DÉVELOPPEMENT ET EMBRYOLOGIE.
Nous abordons ici un des sujets les plus importants de toute l'histoire naturelle. Les métamorphoses des insectes, que tout le monde connaît, s'accomplissent d'ordinaire brusquement au moyen d'un petit nombre de phases, mais les transformations sont en réalité nombreuses et graduelles. Un certain insecte éphémère (_Chlöeon_), ainsi que l'a démontré Sir J. Lubbock, passe, pendant son développement par plus de vingt mues, et subit chaque fois une certaine somme de changements; dans ce cas, la métamorphose s'accomplit d'une manière primitive et graduelle. On voit, chez beaucoup d'insectes, et surtout chez quelques crustacés, quels étonnants changements de structure peuvent s'effectuer pendant le développement. Ces changements, toutefois, atteignent leur apogée dans les cas dits de génération alternante qu'on observe chez quelques animaux inférieurs. N'est-il pas étonnant, par exemple, qu'une délicate coralline ramifiée, couverte de polypes et fixée à un rocher sous-marin produise, d'abord par bourgeonnement et ensuite par division transversale, une foule d'énormes méduses flottantes? Celles-ci, à leur tour produisent des oeufs d'où sortent des animalcules doués de la faculté de nager; ils s'attachent aux rochers et se développent ensuite en corallines ramifiées; ce cycle se continue ainsi à l'infini. La croyance à l'identité essentielle de la génération alternante avec la métamorphose ordinaire a été confirmée dans une forte mesure par une découverte de Wagner; il a observé, en effet, que la larve de la cécidomye produit asexuellement d'autres larves. Celles-ci, à leur tour, en produisent d'autres, qui finissent par se développer en mâles et en femelles réels, propageant leur espèce de la façon habituelle, par des oeufs.
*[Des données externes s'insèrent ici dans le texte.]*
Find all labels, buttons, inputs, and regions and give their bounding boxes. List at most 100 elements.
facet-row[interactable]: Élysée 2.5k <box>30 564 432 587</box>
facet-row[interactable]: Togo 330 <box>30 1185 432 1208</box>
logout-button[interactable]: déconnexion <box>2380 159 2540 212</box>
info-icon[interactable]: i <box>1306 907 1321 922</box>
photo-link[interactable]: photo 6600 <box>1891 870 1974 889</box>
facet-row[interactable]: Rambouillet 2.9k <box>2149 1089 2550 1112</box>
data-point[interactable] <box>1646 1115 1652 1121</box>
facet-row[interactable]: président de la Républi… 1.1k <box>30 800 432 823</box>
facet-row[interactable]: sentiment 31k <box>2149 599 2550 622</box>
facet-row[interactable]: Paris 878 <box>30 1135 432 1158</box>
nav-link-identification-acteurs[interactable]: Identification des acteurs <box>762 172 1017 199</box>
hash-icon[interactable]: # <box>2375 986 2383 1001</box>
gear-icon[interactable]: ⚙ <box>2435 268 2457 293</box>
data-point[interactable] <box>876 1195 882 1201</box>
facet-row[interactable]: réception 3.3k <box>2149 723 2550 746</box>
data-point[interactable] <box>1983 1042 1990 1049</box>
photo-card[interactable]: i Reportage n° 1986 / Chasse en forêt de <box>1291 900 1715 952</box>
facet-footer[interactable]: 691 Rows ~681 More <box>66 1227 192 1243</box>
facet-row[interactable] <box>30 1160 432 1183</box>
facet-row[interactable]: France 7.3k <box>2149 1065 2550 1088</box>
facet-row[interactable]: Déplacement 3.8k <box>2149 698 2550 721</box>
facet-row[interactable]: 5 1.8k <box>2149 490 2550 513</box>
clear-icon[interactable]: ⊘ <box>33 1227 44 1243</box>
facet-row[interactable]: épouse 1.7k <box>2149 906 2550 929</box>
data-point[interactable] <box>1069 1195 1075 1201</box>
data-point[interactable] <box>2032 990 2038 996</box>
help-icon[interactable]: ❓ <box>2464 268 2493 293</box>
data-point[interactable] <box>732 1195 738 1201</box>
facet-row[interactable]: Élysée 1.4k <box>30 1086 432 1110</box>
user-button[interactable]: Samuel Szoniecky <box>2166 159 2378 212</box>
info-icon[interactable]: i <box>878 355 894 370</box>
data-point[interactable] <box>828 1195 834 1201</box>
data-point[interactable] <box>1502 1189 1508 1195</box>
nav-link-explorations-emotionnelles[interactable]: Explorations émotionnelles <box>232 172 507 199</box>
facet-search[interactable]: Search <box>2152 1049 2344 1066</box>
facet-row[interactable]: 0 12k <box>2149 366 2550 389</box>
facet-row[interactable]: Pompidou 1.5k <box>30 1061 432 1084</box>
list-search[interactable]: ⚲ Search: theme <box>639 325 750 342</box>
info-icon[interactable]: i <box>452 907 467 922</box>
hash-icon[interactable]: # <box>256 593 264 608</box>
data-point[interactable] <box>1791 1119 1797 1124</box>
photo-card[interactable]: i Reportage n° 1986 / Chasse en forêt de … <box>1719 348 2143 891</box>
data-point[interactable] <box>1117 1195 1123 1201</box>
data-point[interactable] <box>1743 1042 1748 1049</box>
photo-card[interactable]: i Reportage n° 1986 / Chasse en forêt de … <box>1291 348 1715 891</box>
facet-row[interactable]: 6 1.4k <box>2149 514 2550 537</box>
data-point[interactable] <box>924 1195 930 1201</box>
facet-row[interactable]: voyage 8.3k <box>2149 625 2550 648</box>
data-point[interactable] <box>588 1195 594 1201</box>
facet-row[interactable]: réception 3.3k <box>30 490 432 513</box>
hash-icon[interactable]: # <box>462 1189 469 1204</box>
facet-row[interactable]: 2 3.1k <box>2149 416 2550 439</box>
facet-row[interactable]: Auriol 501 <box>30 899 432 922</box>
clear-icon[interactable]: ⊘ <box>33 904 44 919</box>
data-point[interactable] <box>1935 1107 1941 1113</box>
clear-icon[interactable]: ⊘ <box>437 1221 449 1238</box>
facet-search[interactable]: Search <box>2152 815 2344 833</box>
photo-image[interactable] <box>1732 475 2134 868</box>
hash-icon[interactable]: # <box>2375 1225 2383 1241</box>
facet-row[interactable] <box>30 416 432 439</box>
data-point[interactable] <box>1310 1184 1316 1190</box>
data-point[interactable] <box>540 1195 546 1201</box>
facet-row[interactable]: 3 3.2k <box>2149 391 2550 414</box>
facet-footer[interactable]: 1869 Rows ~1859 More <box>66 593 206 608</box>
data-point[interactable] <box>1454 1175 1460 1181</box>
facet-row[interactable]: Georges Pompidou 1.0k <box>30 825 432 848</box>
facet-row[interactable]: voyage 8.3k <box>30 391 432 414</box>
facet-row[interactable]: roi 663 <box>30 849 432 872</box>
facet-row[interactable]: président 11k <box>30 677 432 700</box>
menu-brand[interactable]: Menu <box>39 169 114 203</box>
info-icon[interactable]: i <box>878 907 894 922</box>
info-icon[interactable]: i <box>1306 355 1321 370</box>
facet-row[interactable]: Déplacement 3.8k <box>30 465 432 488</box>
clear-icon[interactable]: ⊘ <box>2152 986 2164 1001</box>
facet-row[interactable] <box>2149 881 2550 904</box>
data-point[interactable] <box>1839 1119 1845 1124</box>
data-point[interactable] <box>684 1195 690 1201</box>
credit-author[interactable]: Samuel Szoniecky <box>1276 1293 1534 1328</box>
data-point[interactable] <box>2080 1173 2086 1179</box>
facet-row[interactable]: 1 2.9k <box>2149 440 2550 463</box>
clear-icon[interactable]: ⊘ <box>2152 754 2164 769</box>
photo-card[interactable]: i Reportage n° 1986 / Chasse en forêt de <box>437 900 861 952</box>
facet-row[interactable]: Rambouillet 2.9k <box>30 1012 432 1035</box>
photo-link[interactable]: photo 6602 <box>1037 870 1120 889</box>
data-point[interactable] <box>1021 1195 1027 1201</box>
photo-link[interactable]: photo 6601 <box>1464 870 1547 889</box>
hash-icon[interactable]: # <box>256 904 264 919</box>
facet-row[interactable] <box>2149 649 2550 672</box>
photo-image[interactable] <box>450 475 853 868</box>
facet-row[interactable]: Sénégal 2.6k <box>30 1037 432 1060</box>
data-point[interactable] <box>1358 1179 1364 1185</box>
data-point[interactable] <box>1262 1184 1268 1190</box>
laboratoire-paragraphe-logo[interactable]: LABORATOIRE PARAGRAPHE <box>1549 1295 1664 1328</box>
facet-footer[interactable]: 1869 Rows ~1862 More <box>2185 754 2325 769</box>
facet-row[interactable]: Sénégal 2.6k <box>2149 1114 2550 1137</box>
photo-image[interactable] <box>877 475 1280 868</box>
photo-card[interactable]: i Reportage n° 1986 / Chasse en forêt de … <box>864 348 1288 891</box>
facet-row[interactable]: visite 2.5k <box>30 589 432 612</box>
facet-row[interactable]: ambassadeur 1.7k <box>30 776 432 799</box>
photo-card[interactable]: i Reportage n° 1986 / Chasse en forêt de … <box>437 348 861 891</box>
Je dois ajouter que, lorsqu'on annonça la remarquable découverte de Wagner, on me demanda comment il était possible de concevoir que la larve de cette mouche ait pu acquérir l'aptitude à une reproduction asexuelle. Il était impossible de répondre tant que le cas restait unique. Mais Grimm a démontré qu'une autre mouche, le chironome, se reproduit d'une manière presque identique, et il croit que ce phénomène se présente fréquemment dans cet ordre. C'est la chrysalide et non la larve du chironome qui a cette aptitude, et Grimm démontre, en outre, que ce cas relie jusqu'à un certain point, «celui de la cécidomye avec la parthénogénèse des coccidés», -- le terme parthénogénèse impliquant que les femelles adultes des coccidés peuvent produire des oeufs féconds sans le concours du mâle. On sait actuellement que certains animaux, appartenant à plusieurs classes, sont doués de l'aptitude à la reproduction ordinaire dès un âge extraordinairement précoce; or, nous n'avons qu'à faire remonter graduellement la reproduction parthénogénétique à un âge toujours plus précoce -- le chironome nous offre, d'ailleurs, une phase presque exactement intermédiaire, celle de la chrysalide -- pour expliquer le cas merveilleux de la cécidomye.